A couple of days ago Tim Montgomerie wrote about a new Conservative web initiative which is launching this Friday. It's the first tangible sign that Sam Coates has quickly brought a new campaigning aspect to the Tories' web presence and very welcome it is too.

As Labour leave their conference in Brighton I get the sense that Labour's new media-savvy people are much more focused on jockeying for position for the post-election online world than doing anything meaningful as a governing party going into an election. Labour quietly updated their "membersnet" network a few weeks ago. It says it all that they haven’t launched it with any fanfare at their conference. On paper they can make a good case that it has some useful features, but the website itself feels as outdated as its name. If this is what they’re going into the election with then they’re in trouble. They seem obssessed with Twitter.

As one of the key people behind Obama’s campaign said last week, Labour haven’t given their online operations the finances or freedom they need.
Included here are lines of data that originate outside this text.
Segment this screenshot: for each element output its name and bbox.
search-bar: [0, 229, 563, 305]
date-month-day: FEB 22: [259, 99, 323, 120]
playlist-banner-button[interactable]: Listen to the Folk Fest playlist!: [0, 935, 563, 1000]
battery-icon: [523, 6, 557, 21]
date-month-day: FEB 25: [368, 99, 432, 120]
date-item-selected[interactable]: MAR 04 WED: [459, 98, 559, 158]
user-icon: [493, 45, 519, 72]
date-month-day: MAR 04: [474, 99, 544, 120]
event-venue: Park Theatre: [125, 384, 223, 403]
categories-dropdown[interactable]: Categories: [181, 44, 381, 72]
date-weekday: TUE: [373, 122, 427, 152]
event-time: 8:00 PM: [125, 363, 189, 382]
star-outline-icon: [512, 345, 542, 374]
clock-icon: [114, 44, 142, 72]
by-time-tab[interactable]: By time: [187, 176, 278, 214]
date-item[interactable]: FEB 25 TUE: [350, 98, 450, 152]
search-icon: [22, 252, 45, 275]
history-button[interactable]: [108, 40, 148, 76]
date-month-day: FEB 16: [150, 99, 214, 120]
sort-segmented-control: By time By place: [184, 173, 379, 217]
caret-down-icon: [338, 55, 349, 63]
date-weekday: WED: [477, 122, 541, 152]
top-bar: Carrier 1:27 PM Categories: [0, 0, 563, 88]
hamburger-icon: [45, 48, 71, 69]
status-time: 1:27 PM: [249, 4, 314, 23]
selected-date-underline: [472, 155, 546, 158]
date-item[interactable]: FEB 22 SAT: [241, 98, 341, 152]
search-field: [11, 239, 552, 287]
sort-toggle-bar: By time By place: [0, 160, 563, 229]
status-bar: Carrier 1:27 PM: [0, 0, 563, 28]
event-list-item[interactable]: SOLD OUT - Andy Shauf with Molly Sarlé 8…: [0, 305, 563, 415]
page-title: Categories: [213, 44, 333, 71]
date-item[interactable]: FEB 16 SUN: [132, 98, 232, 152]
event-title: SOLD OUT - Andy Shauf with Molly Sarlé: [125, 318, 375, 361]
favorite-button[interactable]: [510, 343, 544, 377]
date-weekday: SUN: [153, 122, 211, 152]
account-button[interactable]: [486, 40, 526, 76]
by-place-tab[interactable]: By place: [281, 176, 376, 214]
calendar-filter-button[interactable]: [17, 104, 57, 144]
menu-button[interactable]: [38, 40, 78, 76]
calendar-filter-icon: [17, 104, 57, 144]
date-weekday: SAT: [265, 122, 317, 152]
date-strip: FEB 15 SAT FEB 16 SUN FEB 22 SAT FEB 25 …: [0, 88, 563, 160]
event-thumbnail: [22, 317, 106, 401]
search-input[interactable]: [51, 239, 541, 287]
Yes, there might be some bitterness behind that criticism but the fact remains that Labour need a serious web development agency if they are going to take online campaigning seriously, and it's odd that Obama's people were spurned in favour of the unknown Tangent Labs.

Labour also has embarrassingly low levels of participation - despite several relaunches - on LabourSpace, and although the new look LabourList has improved a lot in recent months its recent redesign is somewhat naff.

The LibDems are big on using Twitter etc but aren't moving forward in a serious way - it doesn't help that they've lost two people (Rob Fenwick and Mark Pack) who genuinely knew and understood online campaigning to the private sector.

Of course, since the announcement of Lord Ashcroft’s investment in PH/CH there’s been a lot of talk about the centre-right's use of the internet. A lot of it has been misinformed, and a lot of it has confused the very different things of the Conservative Party’s online operation and the conservative movement’s online presence. It has also been based on the generalisation that the centre-right's use of the internet is all top-down, big money driven.

That's not a fair picture of the conservative blogosphere, and, as Tim Montgomerie has posted, it's not the way the Party is going either. The Conservative Party will be taking things to a whole new level at conference in terms of online organising and fundraising.

I’ve seen what they’re working on (yes, shock horror, I admit, they have given me a briefing) and it has the potential to really overshadow anything the other parties - indeed any party outside the US - will have for the election. Instead of focusing on tools for hardcore activists like the other parties do, they're making no distinction between party members and non-members who support a particular candidate or issue.

Whilst Labour et al seem preoccupied with Twittering, the Conservatives seem more serious in the way they are harnessing the internet. The digital agency they're working with on this - LBi - is the biggest in Europe and you only need to look at the list of their clients to know that a partnership between them and the Conservative Party is serious business.

The party is starting to apply its rhetoric about post-bureaucratic age etc to itself, and that is very welcome. Now that they’ve started in this direction there can be no going back. Naturally they will err on the cautious side to start with, but in the same way the internet has transformed many business models and social interactions I expect they will open it up more and more as they go along.

I've been quite critical of the Conservative web strategy up to now, arguing that it is too safe. The website is viewed as a PR opportunity, not a mechanism to engage with people and build an online activist and fundraising facility. That changes with this new site. And about time too.